Sin embargo, este Dios que nos ha creado sin nosotros, no quiere salvarnos sin nuestra cooperación.1 Nos pide el pequeñito esfuerzo de luchar contra nuestras malas inclinaciones, nuestros defectos, nuestras faltas, y arrepentirnos de ellos, implorando perdón, pues quien confiesa sus faltas y las detesta «alcanza misericordia» (Prov 28, 13).

Como explica San Agustín, «el hombre, durante el tiempo que lleva su carne, no puede menos de tener pecados, aunque sólo sean leves. Mas estos que llamamos leves no los despreciemos. Si no te asustas al pesarlos, horrorízate al contarlos. Muchas cosas leves hacen una grande; muchas gotas forman un río; muchos granos hacen un acervo inmenso. ¿Y qué esperanza queda? Ante todo, la confesión».2

El sacramento de la penitencia perdona todos los pecados, por muy graves o numerosos que sean. No obstante, está muy extendida la idea, totalmente errónea, de que hemos de cometer una falta grave para acercarnos a él. Tal pensamiento es absurdo, porque este sacramento tiene gracias propias, excelentes y valiosas para nuestra santificación, que sólo recibimos cuando hacemos uso de él.
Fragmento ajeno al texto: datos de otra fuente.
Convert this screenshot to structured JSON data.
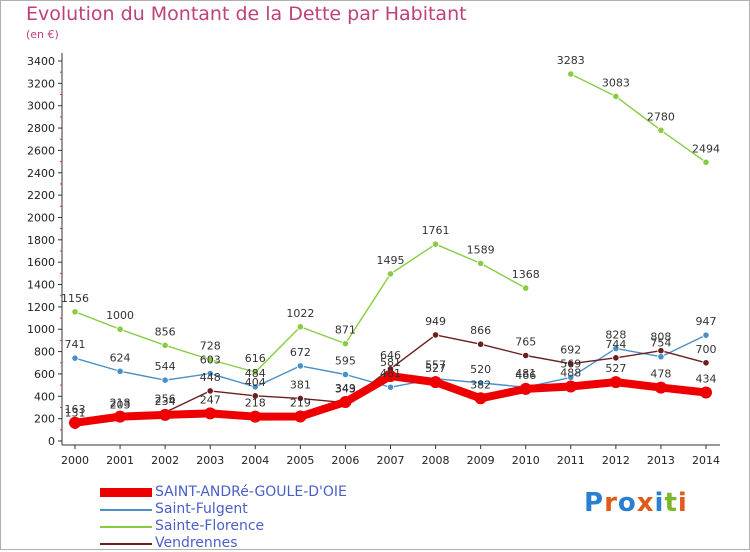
{
  "title": "Evolution du Montant de la Dette par Habitant",
  "subtitle": "(en €)",
  "chart_data": {
    "type": "line",
    "x": [
      "2000",
      "2001",
      "2002",
      "2003",
      "2004",
      "2005",
      "2006",
      "2007",
      "2008",
      "2009",
      "2010",
      "2011",
      "2012",
      "2013",
      "2014"
    ],
    "ylim": [
      0,
      3400
    ],
    "yticks": [
      0,
      200,
      400,
      600,
      800,
      1000,
      1200,
      1400,
      1600,
      1800,
      2000,
      2200,
      2400,
      2600,
      2800,
      3000,
      3200,
      3400
    ],
    "grid": false,
    "legend_position": "bottom",
    "series": [
      {
        "name": "SAINT-ANDRé-GOULE-D'OIE",
        "color": "#ee0000",
        "values": [
          163,
          218,
          234,
          247,
          218,
          219,
          349,
          581,
          527,
          382,
          466,
          488,
          527,
          478,
          434
        ]
      },
      {
        "name": "Saint-Fulgent",
        "color": "#4a90c8",
        "values": [
          741,
          624,
          544,
          603,
          484,
          672,
          595,
          481,
          557,
          520,
          481,
          569,
          828,
          754,
          947
        ]
      },
      {
        "name": "Sainte-Florence",
        "color": "#88cc44",
        "values": [
          1156,
          1000,
          856,
          728,
          616,
          1022,
          871,
          1495,
          1761,
          1589,
          1368,
          3283,
          3083,
          2780,
          2494
        ]
      },
      {
        "name": "Vendrennes",
        "color": "#6b1f1f",
        "values": [
          131,
          203,
          256,
          448,
          404,
          381,
          343,
          646,
          949,
          866,
          765,
          692,
          744,
          808,
          700
        ]
      }
    ]
  },
  "logo": {
    "letters": [
      "P",
      "r",
      "o",
      "x",
      "i",
      "t",
      "i"
    ],
    "colors": [
      "#2a7fd0",
      "#e05a1a",
      "#2a7fd0",
      "#e05a1a",
      "#2a7fd0",
      "#7ab82a",
      "#e05a1a"
    ]
  }
}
Se trata especialmente de gracias de defensa, de apoyo, de fuerza para combatir el pecado, para resistir durante la tentación, para no sucumbir a causa de la fragilidad humana, en una palabra, para perseverar hacia la santidad. Podemos, sin presunción, exigirle a Dios esas gracias, en virtud de los méritos infinitos de Nuestro Señor Jesucristo. Él quiere que volvamos siempre con alegría a las fuentes de la salvación (cf. Is 12, 3), y la renuncia a ese auxilio divino no puede hacerse sin temeridad.3

Además, la absolución sacramental ayuda a formar un freno en nuestra alma para detener nuestro corazón cuando quiere extraviarse o para reprimir nuestros deseos desordenados. La historia demuestra que donde se suprime o se relaja la confesión, se introducen el libertinaje y la permisividad, pues las personas empiezan a vivir al antojo de sus malas tendencias, acabando por corromper las costumbres.
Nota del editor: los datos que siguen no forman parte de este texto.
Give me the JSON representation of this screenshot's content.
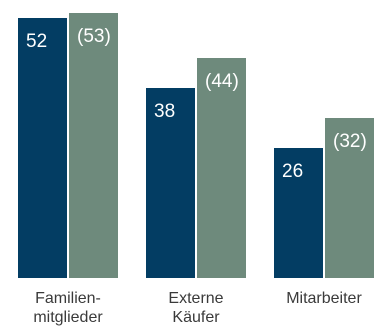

Aprovechemos esta fuente de gracias que brotó del costado de Jesús abierto por la lanza, aunque nuestra conciencia no nos acuse de ninguna falta grave. ◊

 

Notas


1 Cf. San Agustín. Sermo 169, n.º 13.

2 San Agustín. In Epistolam Ioannis ad Parthos. Tractatus I, n.º 6.

3 Bourdalue, sj, Louis. «Sermon pour le Treizième Dimanche après la Pentecôte. Sur la Confession». In: Œuvres. Paris: Firmin Didot Frères, 1840, t. ii, p. 130.